The increase, which will start in January, was announced Thursday by the Social Security Administration. It will mean an additional $63 per month for the average retiree.

It's the largest increase since a 7.4 percent jump in 1982 and is more than double the 2.3 percent rise that retirees got in their monthly checks starting in January of this year.

The typical retiree's monthly check will go from $1,090 currently to $1,153.

But the fatter Social Security check may still seem puny to millions of retirees battered this year by huge increases in energy and food costs who have also watched helplessly as their retirement savings have been assaulted by the biggest upheavals on Wall Street in seven decades.

"Right now many senior citizens are feeling depressed because things seem out of control. They feel like they are in a boat being whipped around by rough seas," said Sung Won Sohn, an economics professor at the Smith School of Business at California State University. "Their purchasing power has been going down because of higher prices for food and energy and a lot of other things while their savings have taken a hit because of what is happening in the markets."

The market turbulence has continued this week with the Dow Jones industrial average plunging by 733 points on Wednesday, the second largest point drop on record. Earlier this month, the Congressional Budget Office estimated that Americans' retirement plans have last as much as $2 trillion over the last 15 months — more than 20 percent of their value — because of all the market upheaval.

With all the gloomy news, retirees may take little comfort in the new cost of living adjustment. The benefit change is based on the amount the Consumer Price Index increases from July through September from one year to the next.

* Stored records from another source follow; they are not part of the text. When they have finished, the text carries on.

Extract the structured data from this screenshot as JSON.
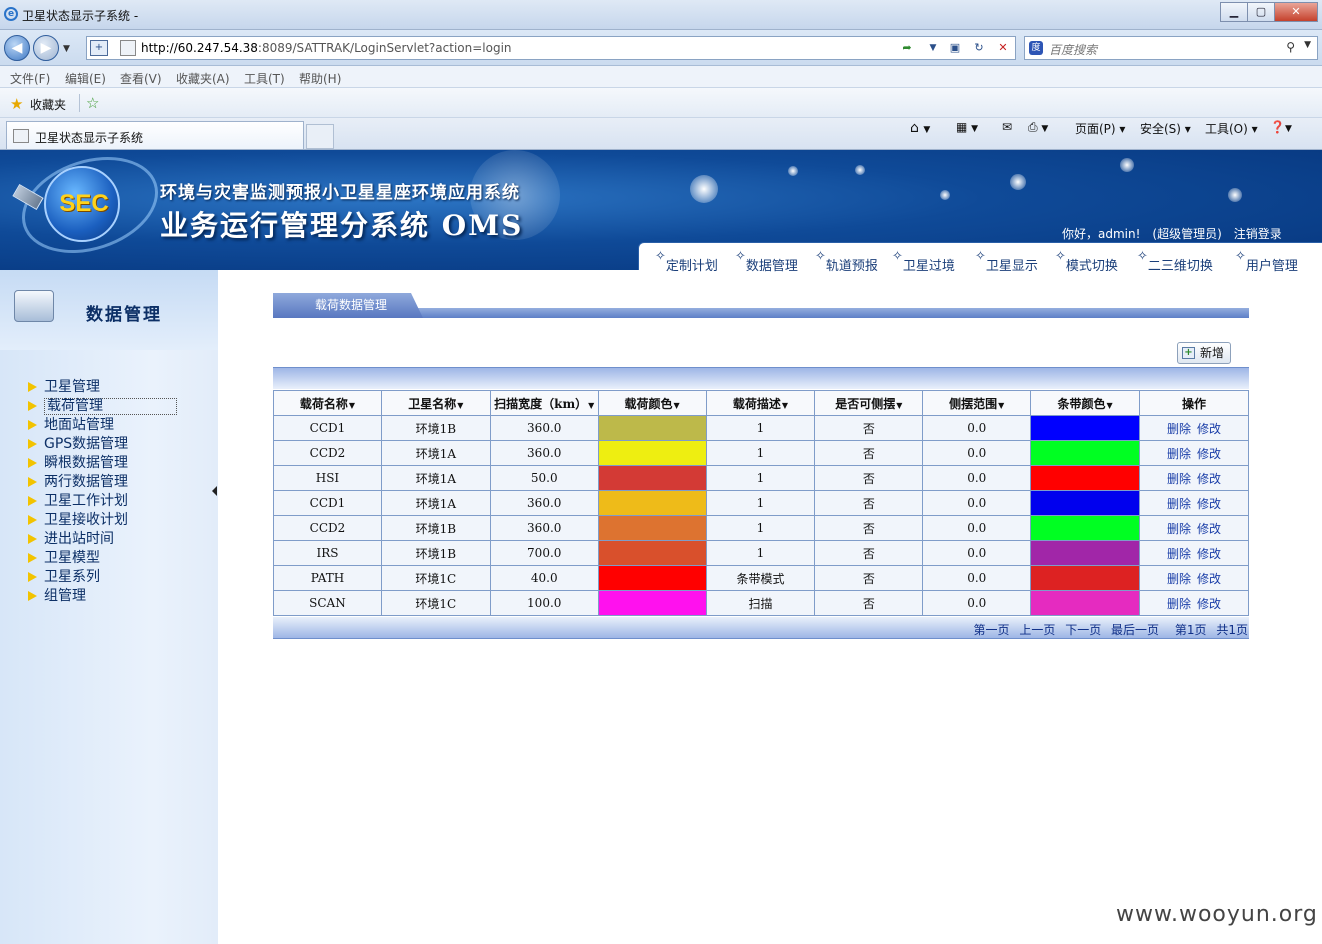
{
  "window": {
    "title": "卫星状态显示子系统 -",
    "buttons": [
      "▁",
      "▢",
      "✕"
    ]
  },
  "address": {
    "url_host": "http://60.247.54.38",
    "url_rest": ":8089/SATTRAK/LoginServlet?action=login",
    "search_placeholder": "百度搜索"
  },
  "menu": [
    "文件(F)",
    "编辑(E)",
    "查看(V)",
    "收藏夹(A)",
    "工具(T)",
    "帮助(H)"
  ],
  "favorites": {
    "label": "收藏夹"
  },
  "tab": {
    "title": "卫星状态显示子系统"
  },
  "command_bar": [
    "页面(P) ▾",
    "安全(S) ▾",
    "工具(O) ▾"
  ],
  "header": {
    "line1": "环境与灾害监测预报小卫星星座环境应用系统",
    "line2": "业务运行管理分系统 OMS",
    "logo": "SEC",
    "user": "你好，admin!　(超级管理员)　注销登录"
  },
  "nav": [
    "定制计划",
    "数据管理",
    "轨道预报",
    "卫星过境",
    "卫星显示",
    "模式切换",
    "二三维切换",
    "用户管理"
  ],
  "sidebar": {
    "title": "数据管理",
    "items": [
      "卫星管理",
      "载荷管理",
      "地面站管理",
      "GPS数据管理",
      "瞬根数据管理",
      "两行数据管理",
      "卫星工作计划",
      "卫星接收计划",
      "进出站时间",
      "卫星模型",
      "卫星系列",
      "组管理"
    ],
    "active_index": 1
  },
  "panel": {
    "tab_label": "载荷数据管理",
    "add_button": "新增"
  },
  "table": {
    "headers": [
      "载荷名称",
      "卫星名称",
      "扫描宽度（km）",
      "载荷颜色",
      "载荷描述",
      "是否可侧摆",
      "侧摆范围",
      "条带颜色",
      "操作"
    ],
    "sortable": [
      true,
      true,
      true,
      true,
      true,
      true,
      true,
      true,
      false
    ],
    "rows": [
      {
        "payload": "CCD1",
        "satellite": "环境1B",
        "width": "360.0",
        "payload_color": "#bdb94a",
        "desc": "1",
        "tilt": "否",
        "range": "0.0",
        "strip_color": "#0000ff"
      },
      {
        "payload": "CCD2",
        "satellite": "环境1A",
        "width": "360.0",
        "payload_color": "#eeee11",
        "desc": "1",
        "tilt": "否",
        "range": "0.0",
        "strip_color": "#00ff22"
      },
      {
        "payload": "HSI",
        "satellite": "环境1A",
        "width": "50.0",
        "payload_color": "#d33a35",
        "desc": "1",
        "tilt": "否",
        "range": "0.0",
        "strip_color": "#ff0000"
      },
      {
        "payload": "CCD1",
        "satellite": "环境1A",
        "width": "360.0",
        "payload_color": "#eebb19",
        "desc": "1",
        "tilt": "否",
        "range": "0.0",
        "strip_color": "#0000ee"
      },
      {
        "payload": "CCD2",
        "satellite": "环境1B",
        "width": "360.0",
        "payload_color": "#dd7330",
        "desc": "1",
        "tilt": "否",
        "range": "0.0",
        "strip_color": "#00ff22"
      },
      {
        "payload": "IRS",
        "satellite": "环境1B",
        "width": "700.0",
        "payload_color": "#d9502c",
        "desc": "1",
        "tilt": "否",
        "range": "0.0",
        "strip_color": "#a126a8"
      },
      {
        "payload": "PATH",
        "satellite": "环境1C",
        "width": "40.0",
        "payload_color": "#ff0000",
        "desc": "条带模式",
        "tilt": "否",
        "range": "0.0",
        "strip_color": "#dd2222"
      },
      {
        "payload": "SCAN",
        "satellite": "环境1C",
        "width": "100.0",
        "payload_color": "#ff11ee",
        "desc": "扫描",
        "tilt": "否",
        "range": "0.0",
        "strip_color": "#e52bc0"
      }
    ],
    "op_delete": "删除",
    "op_edit": "修改"
  },
  "pager": [
    "第一页",
    "上一页",
    "下一页",
    "最后一页",
    "第1页",
    "共1页"
  ],
  "watermark": "www.wooyun.org"
}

The increase would have been even higher, but after racing ahead earlier in the year, energy costs fell in both August and September, helping to moderate the overall price gain.

The 5.8 percent rise in the cost of living adjustment is a sharp departure from recent years. The COLA increases have been below 3 percent for all but three of the past 15 years as the Federal Reserve waged a successful campaign to keep inflation under control.

Even with the big increase, the COLA is well below the gains of the late 1970s and early 1980s when the country was in the grips of a decade-long bout of high inflation. The biggest cost of living benefit on record was a 14.3 percent increase in 1980. Social Security benefits have been adjusted every year since 1975.

In one break for most retirees, the cost of living increase will not be eaten up by higher monthly premiums for the part of Medicare that pays for physician services. Because of gains in the Medicare Part B trust fund, that premium will hold steady at $96.40 a month, although higher-income people including couples making more than $170,000 annually will see their premiums increase.

Next year's cost of living increase will go to more than 55 million Americans. More than 50 million receive Social Security benefits while the rest get Supplemental Security Income payments for the poor.

The average couple, both getting Social Security benefits, will see their monthly check go up by $103 a month to $1,876.

The standard Supplemental Security Income payment for a couple will go from $956 per month to $1,011. The SSI payment for an individual will go from $637 per month to $674 per month.

The average monthly check for a disabled worker will go from $1,006 to $1,064.

Sens. Barack Obama and John McCain have sparred over Social Security during the presidential campaign, although neither has provided much insight into how they would fix the government's largest entitlement program, which is facing severe strains with the upcoming retirement of 78 million baby boomers.

If no changes are made, the Social Security trust fund is projected to deplete its reserves in 2041 and will begin paying out more than it collects in benefits even sooner, starting in 2017.

In addition to the cost of living adjustment, the government announced Thursday that the maximum amount of earnings subject to the Social Security tax will increase next year to $106,800, up from $102,000 this year.

Of the 164 million workers who will pay Social Security taxes in 2009, about 11 million will pay higher taxes as a result of this increase.